@hue-man,
This is a very long thread and I confess I did not go through all the pages.
I just focus on hue-man's post, maybe repeating what others have said (I agree with most of what Reconstructo wrote).
Before, as a foreword, something that you might find funny.
I had never heard of
perspectivism until a few days ago. (No big deal, I didn't know about that as I am ignorant about countless other things).
I went to check on Wikipedia and was somehow relieved - I mean, I felt that my ignorance was partially justifiable - to see that the article on perspectivism has (to date) no version in major continental European languages such as French and German (though it is available in Spanish - which is widely spoken outside Europe - and Dutch). I came to the temporary conclusion that
perspectivism is some "American way to Nietzsche". Nevertheless... why not? let's talk about
perspectivism - this is an American forum, after all.
hue-man;71162 wrote:Perspectivism is the philosophical view developed by Nietzsche which says that truth is a matter of individual perspective, and that we cannot have knowledge of the thing in itself.
I would live with this if you remove the adjective
individual.
Actually, it is even trivial that any given 2 people may have a different perspective on the same thing. But I guess that N actually did not mean to deal with this.
IMO, N believed that
perspectives are rather some artifacts made out of morality or... health (as odd as it may sound, see the foreword to the 2nd edition of the Gay Science. This is his view about philosophy, and maybe philosophy may count as a kind of "perspective"). In this...
perspective, individuals do not count.
hue-man;71162 wrote: It also says that we must adopt one of the perspectives, but no perspective is more correct than its rivals.
This is uncharted Nietzsche to me, probably because of the wording. But assuming that you are right and also accepting that all perspectives are incorrect, I guess that N believed that some were "good
perspectives", others were not.
hue-man;71162 wrote: The problem with this is that perspectivism is in itself a perspective, and so it is somewhat self-defeating. Secondly, suggesting that we must adopt a particular perspective seems to suggest that at least one perspective is closer to the truth than the others, which contradicts perspectivism's claim that no perspective is more correct than the other.
I am not inclined to see theories collapsing whenever one believes to have discovered self-reference. (Anyway, I do not believe that it is a case of self-reference here. If I really have to, I'd rather see it as some meta-theoretical statement. But even if it was really some self-defeating self-referential proposition, I still believe that we can make some use of this statement and that the discussion can go on).
However, as said above, I think that here we are interpreting N on something he actually never said.
I would agree that N believed that all supposed knowledge was ultimately flawed (including his own). But I do not think that N would have ever valued any
perspective hue-man;71162 wrote: Perspectivism seems to suggest that there can be no objective reality (another perspective), and that reality is a matter of individual perspective.
Would agree by replacing the word "individual" with "cultural", or "physiological" - or even "inherited". Else, as you put it, this would lead to some foundation of relativism that it is really not what N aims to do.

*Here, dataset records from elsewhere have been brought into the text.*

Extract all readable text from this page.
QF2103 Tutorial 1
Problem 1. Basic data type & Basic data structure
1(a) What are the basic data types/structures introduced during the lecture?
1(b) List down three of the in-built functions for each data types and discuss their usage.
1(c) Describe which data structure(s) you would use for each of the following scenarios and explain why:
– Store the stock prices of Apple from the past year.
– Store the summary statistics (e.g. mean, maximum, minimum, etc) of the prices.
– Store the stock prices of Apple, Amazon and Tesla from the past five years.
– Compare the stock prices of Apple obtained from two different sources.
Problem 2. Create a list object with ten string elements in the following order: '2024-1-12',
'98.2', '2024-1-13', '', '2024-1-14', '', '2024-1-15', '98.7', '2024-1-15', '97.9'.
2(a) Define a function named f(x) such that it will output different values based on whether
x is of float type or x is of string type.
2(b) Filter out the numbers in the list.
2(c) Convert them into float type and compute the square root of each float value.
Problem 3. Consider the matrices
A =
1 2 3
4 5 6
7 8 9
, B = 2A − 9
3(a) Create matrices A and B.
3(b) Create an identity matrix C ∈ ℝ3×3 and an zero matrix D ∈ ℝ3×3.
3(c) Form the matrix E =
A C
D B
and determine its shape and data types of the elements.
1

hue-man;71162 wrote: This sounds like another philosopher putting human perception at the center of the universe. Science tries to discover what's real in spite of our mental perceptions and concepts, and I would say that it is quite successful at doing this (certainly the most successful).
Last but not least, like most of Nietzschean philosophy, perspectivism only deals in the negative, not contributing any practical theory to the field of philosophy.
mea culpa.
N wants to attack all knowledge that presents itself as "objective", not for its actual content, which can be useful (to life), but because of its claim to be the valid and unquestionable attitude to knowledge (and, in this respect, it is only a lie).

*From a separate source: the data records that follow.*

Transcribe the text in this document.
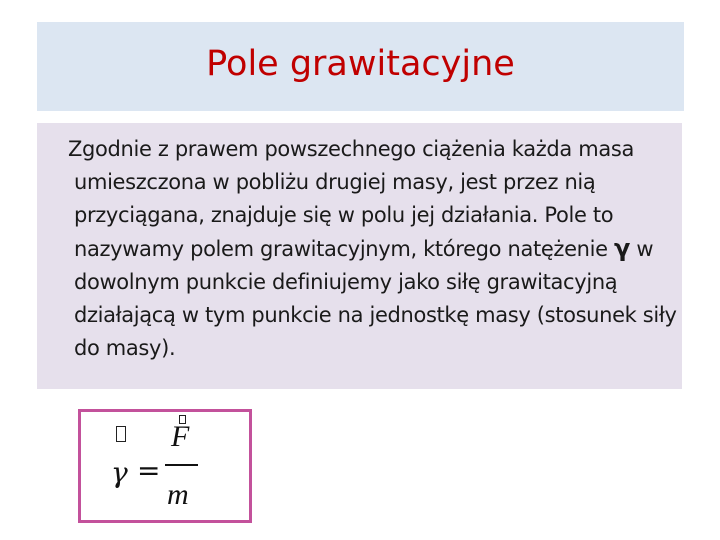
Pole grawitacyjne

Zgodnie z prawem powszechnego ciążenia każda masa umieszczona w pobliżu drugiej masy, jest przez nią przyciągana, znajduje się w polu jej działania. Pole to nazywamy polem grawitacyjnym, którego natężenie γ w dowolnym punkcie definiujemy jako siłę grawitacyjną działającą w tym punkcie na jednostkę masy (stosunek siły do masy).

γ =
F
m
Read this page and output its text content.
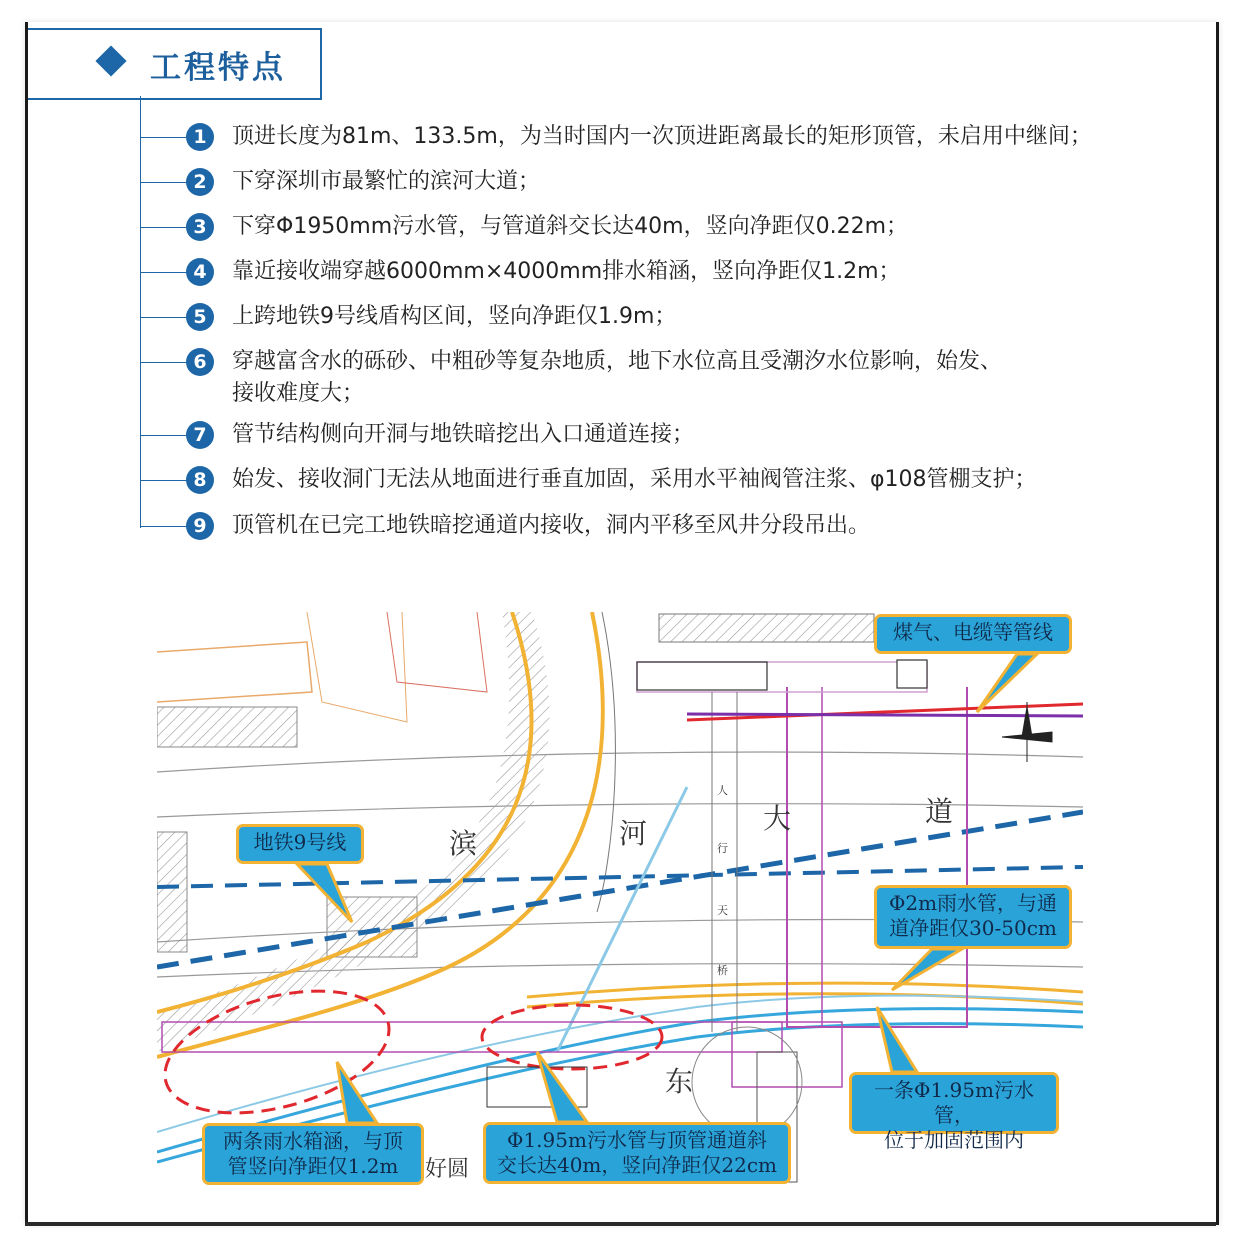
工程特点
1	顶进长度为81m、133.5m，为当时国内一次顶进距离最长的矩形顶管，未启用中继间；
2	下穿深圳市最繁忙的滨河大道；
3	下穿Φ1950mm污水管，与管道斜交长达40m，竖向净距仅0.22m；
4	靠近接收端穿越6000mm×4000mm排水箱涵，竖向净距仅1.2m；
5	上跨地铁9号线盾构区间，竖向净距仅1.9m；
6	穿越富含水的砾砂、中粗砂等复杂地质，地下水位高且受潮汐水位影响，始发、
接收难度大；
7	管节结构侧向开洞与地铁暗挖出入口通道连接；
8	始发、接收洞门无法从地面进行垂直加固，采用水平袖阀管注浆、φ108管棚支护；
9	顶管机在已完工地铁暗挖通道内接收，洞内平移至风井分段吊出。
滨	河	大	道
东
好圆
人
行
天
桥
煤气、电缆等管线
地铁9号线
Φ2m雨水管，与通
道净距仅30-50cm
一条Φ1.95m污水管，
位于加固范围内
两条雨水箱涵，与顶
管竖向净距仅1.2m
Φ1.95m污水管与顶管通道斜
交长达40m，竖向净距仅22cm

Clearly N does not think that this
objective knowledge is what it is meant to be by its followers, but this is not the cause of his argument. The point is, rather, that this knowledge is harmful... (cannot come up with a better word for now, consider
harmful as an understatement).
According to N, the supposed "objectivity" is a "disease", it's a display of a corrupted and sick (read "against life") will to power, the will to truth (for instance, see GS book V, 344).